Mercedes mira desde el escenario. Se le nota, igual que en el primer Opera, cierta dificultad para respirar. Pero esboza una sonrisa. Escucha otra de la popular (“Negra no te vayas, negra vení, quedate en Argentina, que este es tu país”), cierra los ojos como en un rito ancestral, y canta “Guitarra enlunarada”, fina gema de Marcos y Paulo Valle. La canción es calma y baja la espuma. Pero sobre todo sirve para hacer un alto y reflexionar que hubo un bien que por mal vino.
Ferro ratifica lo que habían mostrado los Opera.
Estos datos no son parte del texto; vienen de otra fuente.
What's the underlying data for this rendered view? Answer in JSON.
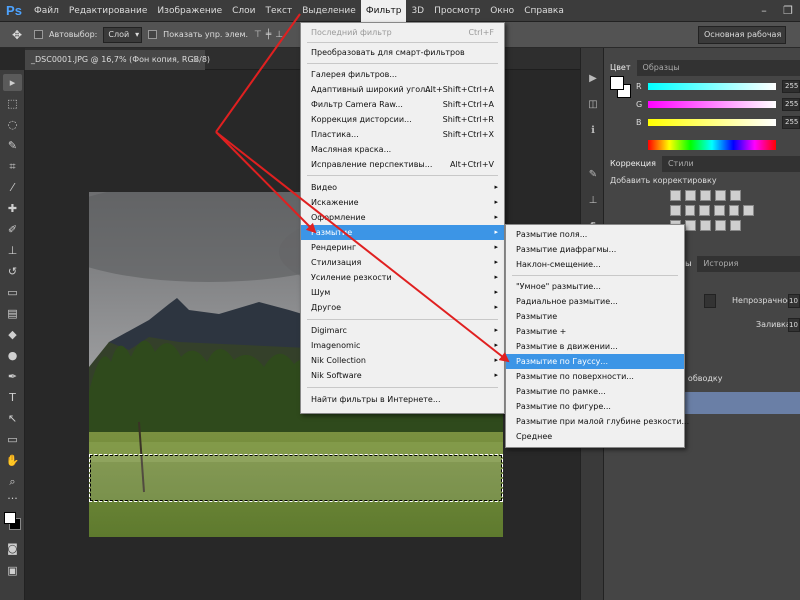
{
  "app": {
    "logo": "Ps"
  },
  "menubar": {
    "items": [
      "Файл",
      "Редактирование",
      "Изображение",
      "Слои",
      "Текст",
      "Выделение",
      "Фильтр",
      "3D",
      "Просмотр",
      "Окно",
      "Справка"
    ],
    "active_index": 6
  },
  "window_controls": {
    "minimize": "–",
    "restore": "❐"
  },
  "options": {
    "autoselect_label": "Автовыбор:",
    "autoselect_value": "Слой",
    "show_controls_label": "Показать упр. элем.",
    "workspace": "Основная рабочая среда"
  },
  "document": {
    "tab_title": "_DSC0001.JPG @ 16,7% (Фон копия, RGB/8)",
    "close": "×"
  },
  "filter_menu": {
    "last_filter": "Последний фильтр",
    "last_filter_shortcut": "Ctrl+F",
    "smart": "Преобразовать для смарт-фильтров",
    "gallery": "Галерея фильтров...",
    "adaptive": "Адаптивный широкий угол...",
    "adaptive_shortcut": "Alt+Shift+Ctrl+A",
    "camera_raw": "Фильтр Camera Raw...",
    "camera_raw_shortcut": "Shift+Ctrl+A",
    "lens": "Коррекция дисторсии...",
    "lens_shortcut": "Shift+Ctrl+R",
    "liquify": "Пластика...",
    "liquify_shortcut": "Shift+Ctrl+X",
    "oil": "Масляная краска...",
    "perspective": "Исправление перспективы...",
    "perspective_shortcut": "Alt+Ctrl+V",
    "video": "Видео",
    "distort": "Искажение",
    "stylize_design": "Оформление",
    "blur": "Размытие",
    "render": "Рендеринг",
    "stylize": "Стилизация",
    "sharpen": "Усиление резкости",
    "noise": "Шум",
    "other": "Другое",
    "digimarc": "Digimarc",
    "imagenomic": "Imagenomic",
    "nik_collection": "Nik Collection",
    "nik_software": "Nik Software",
    "browse": "Найти фильтры в Интернете...",
    "arrow": "▸"
  },
  "blur_submenu": {
    "field": "Размытие поля...",
    "iris": "Размытие диафрагмы...",
    "tilt": "Наклон-смещение...",
    "smart": "\"Умное\" размытие...",
    "radial": "Радиальное размытие...",
    "blur": "Размытие",
    "blur_more": "Размытие +",
    "motion": "Размытие в движении...",
    "gaussian": "Размытие по Гауссу...",
    "surface": "Размытие по поверхности...",
    "box": "Размытие по рамке...",
    "shape": "Размытие по фигуре...",
    "lens": "Размытие при малой глубине резкости...",
    "average": "Среднее"
  },
  "color_panel": {
    "tabs": [
      "Цвет",
      "Образцы"
    ],
    "r_label": "R",
    "r_value": "255",
    "g_label": "G",
    "g_value": "255",
    "b_label": "B",
    "b_value": "255"
  },
  "adjustments_panel": {
    "tabs": [
      "Коррекция",
      "Стили"
    ],
    "title": "Добавить корректировку"
  },
  "layers_panel": {
    "tab_partial_1": "ры",
    "tab_partial_2": "История",
    "opacity_label": "Непрозрачность:",
    "opacity_value": "10",
    "fill_label": "Заливка:",
    "fill_value": "10",
    "stroke_partial": "ть обводку"
  },
  "colors": {
    "accent": "#3c95e6",
    "annotation": "#e02020"
  }
}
Más allá de conservar el talante telúrico que durante esas noches también mostraría en piezas como “Cuando tenga la tierra” o “Canción con todos”, el cobijo de su amplio poncho contenía también la punta del iceberg de una convivencia de géneros musicales que, hasta entonces, las músicas de raíz habían resistido aceptar. Y entonces se vio subir otra vez a Charly con su Yamaha para compartir con ella otra vez “Cuando me empiece a quedar solo”, y sorprender a propios y extraños con otra de “Inconsciente colectivo” por vez primera. Y entonces volvió a aparecer León Gieco. Y entonces la música popular toda se pegó un abrazo flor porque, claro, también se los vio por ahí a Tarrago Ros, a Piero, a Ramírez.
Como un pájaro libre empezó a vivir entonces Mercedes… Y bien merecido que lo tenía.